Le président de l’ordre des rédacteurs, Élias Aoun, remettant l’emblème de l’ordre à Émilie Nasrallah. Photo ANI
Une délégation de l'ordre des rédacteurs menée par son président, Élias Aoun, s'est rendue au domicile de la romancière, nouvelliste et journaliste Émilie Nasrallah, pour lui remettre une plaque représentant l'emblème de l'ordre, en signe d'appréciation pour l'apport littéraire, intellectuel et journalistique qui a jalonné sa carrière.
Dans l'allocution qu'il a prononcée à cette occasion, M. Aoun a félicité l'écrivaine pour la médaille Goethe qu'elle a reçue en août dernier en hommage à son engagement culturel. Cette médaille « vient s'ajouter aux innombrables récompenses internationales et arabes » que Mme Nasrallah a déjà reçues, a-t-il souligné.

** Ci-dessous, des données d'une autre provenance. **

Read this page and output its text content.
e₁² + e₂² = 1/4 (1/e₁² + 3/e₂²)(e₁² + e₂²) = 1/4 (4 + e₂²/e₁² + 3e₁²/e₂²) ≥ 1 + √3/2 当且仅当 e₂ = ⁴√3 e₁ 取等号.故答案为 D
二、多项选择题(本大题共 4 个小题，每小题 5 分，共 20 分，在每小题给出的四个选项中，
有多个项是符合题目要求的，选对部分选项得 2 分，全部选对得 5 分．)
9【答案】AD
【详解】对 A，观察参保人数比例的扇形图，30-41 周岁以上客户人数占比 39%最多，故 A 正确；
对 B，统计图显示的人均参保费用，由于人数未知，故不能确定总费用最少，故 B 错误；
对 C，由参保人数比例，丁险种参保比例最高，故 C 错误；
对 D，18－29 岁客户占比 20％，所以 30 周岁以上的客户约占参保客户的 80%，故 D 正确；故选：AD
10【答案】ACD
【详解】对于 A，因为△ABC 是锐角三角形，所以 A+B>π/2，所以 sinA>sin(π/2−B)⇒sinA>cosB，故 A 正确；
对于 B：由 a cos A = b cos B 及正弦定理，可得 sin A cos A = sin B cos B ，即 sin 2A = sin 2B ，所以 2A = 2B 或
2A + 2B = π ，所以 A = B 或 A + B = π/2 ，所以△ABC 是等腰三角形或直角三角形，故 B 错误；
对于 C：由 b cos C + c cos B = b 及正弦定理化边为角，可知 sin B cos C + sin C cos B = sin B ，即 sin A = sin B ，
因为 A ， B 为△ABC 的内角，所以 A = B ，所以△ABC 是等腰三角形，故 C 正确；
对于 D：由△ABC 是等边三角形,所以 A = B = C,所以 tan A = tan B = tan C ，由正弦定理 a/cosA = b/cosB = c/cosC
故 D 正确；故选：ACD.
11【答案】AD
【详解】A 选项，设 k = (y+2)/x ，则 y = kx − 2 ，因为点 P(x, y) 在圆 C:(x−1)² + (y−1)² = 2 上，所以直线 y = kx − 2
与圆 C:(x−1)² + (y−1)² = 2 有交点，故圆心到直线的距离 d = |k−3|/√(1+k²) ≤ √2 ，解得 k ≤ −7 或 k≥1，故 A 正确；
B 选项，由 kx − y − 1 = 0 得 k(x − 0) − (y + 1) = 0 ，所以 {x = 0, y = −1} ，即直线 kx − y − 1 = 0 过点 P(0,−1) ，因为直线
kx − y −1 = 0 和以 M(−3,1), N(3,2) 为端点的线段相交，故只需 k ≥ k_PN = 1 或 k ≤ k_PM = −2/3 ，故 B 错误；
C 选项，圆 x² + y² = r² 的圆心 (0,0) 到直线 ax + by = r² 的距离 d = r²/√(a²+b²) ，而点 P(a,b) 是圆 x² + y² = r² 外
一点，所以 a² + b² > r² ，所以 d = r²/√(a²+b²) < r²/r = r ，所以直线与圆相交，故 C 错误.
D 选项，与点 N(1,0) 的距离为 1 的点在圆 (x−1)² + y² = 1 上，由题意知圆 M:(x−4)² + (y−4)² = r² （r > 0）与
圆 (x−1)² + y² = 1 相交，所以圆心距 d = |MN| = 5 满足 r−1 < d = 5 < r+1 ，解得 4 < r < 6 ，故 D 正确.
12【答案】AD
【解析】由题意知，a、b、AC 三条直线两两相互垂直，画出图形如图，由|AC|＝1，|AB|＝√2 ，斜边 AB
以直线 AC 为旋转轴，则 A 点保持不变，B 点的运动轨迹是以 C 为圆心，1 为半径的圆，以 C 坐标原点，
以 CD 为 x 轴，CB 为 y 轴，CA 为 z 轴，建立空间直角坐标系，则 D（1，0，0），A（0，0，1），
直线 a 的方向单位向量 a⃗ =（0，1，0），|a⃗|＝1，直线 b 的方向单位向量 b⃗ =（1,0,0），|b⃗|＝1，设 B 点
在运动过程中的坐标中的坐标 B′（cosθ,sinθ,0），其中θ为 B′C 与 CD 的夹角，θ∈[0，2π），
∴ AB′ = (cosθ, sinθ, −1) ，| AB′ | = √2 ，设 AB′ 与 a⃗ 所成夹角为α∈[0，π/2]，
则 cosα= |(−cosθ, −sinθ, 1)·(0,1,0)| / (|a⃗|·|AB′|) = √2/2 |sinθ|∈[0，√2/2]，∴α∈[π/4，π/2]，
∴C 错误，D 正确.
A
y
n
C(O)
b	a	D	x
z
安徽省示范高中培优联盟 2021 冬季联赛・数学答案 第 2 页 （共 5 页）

« Nous sommes fiers du fait qu'Émilie Nasrallah, qui a enrichi le journalisme libanais et arabe durant des décennies, soit inscrite à l'ordre des rédacteurs », s'est réjoui M. Aoun, avant de lancer : « Grâce à des personnes comme vous, Émilie Nasrallah, le journalisme libanais demeure pertinent, pondéré et apte à se livrer à la critique constructive. » « Vous représentez la loyauté, la fidélité et la sincérité grâce auxquelles les sociétés saines se construisent », a-t-il conclu.
Pour sa part, Mme Nasrallah a souhaité que « le journalisme au Liban reste indépendant », formulant le vœu que « le pays demeure une tribune où s'expriment la parole franche et l'opinion libre ».
Née à Kfair (Liban-Sud), en 1931, Émilie Nasrallah a écrit en 1962 son premier roman, Touyour Ayloul. Il a été suivi de nombreux ouvrages ayant pour thèmes récurrents les racines, la vie au village, l'émigration et l'appartenance, la guerre civile et la lutte des femmes pour l'autonomie et la libre expression.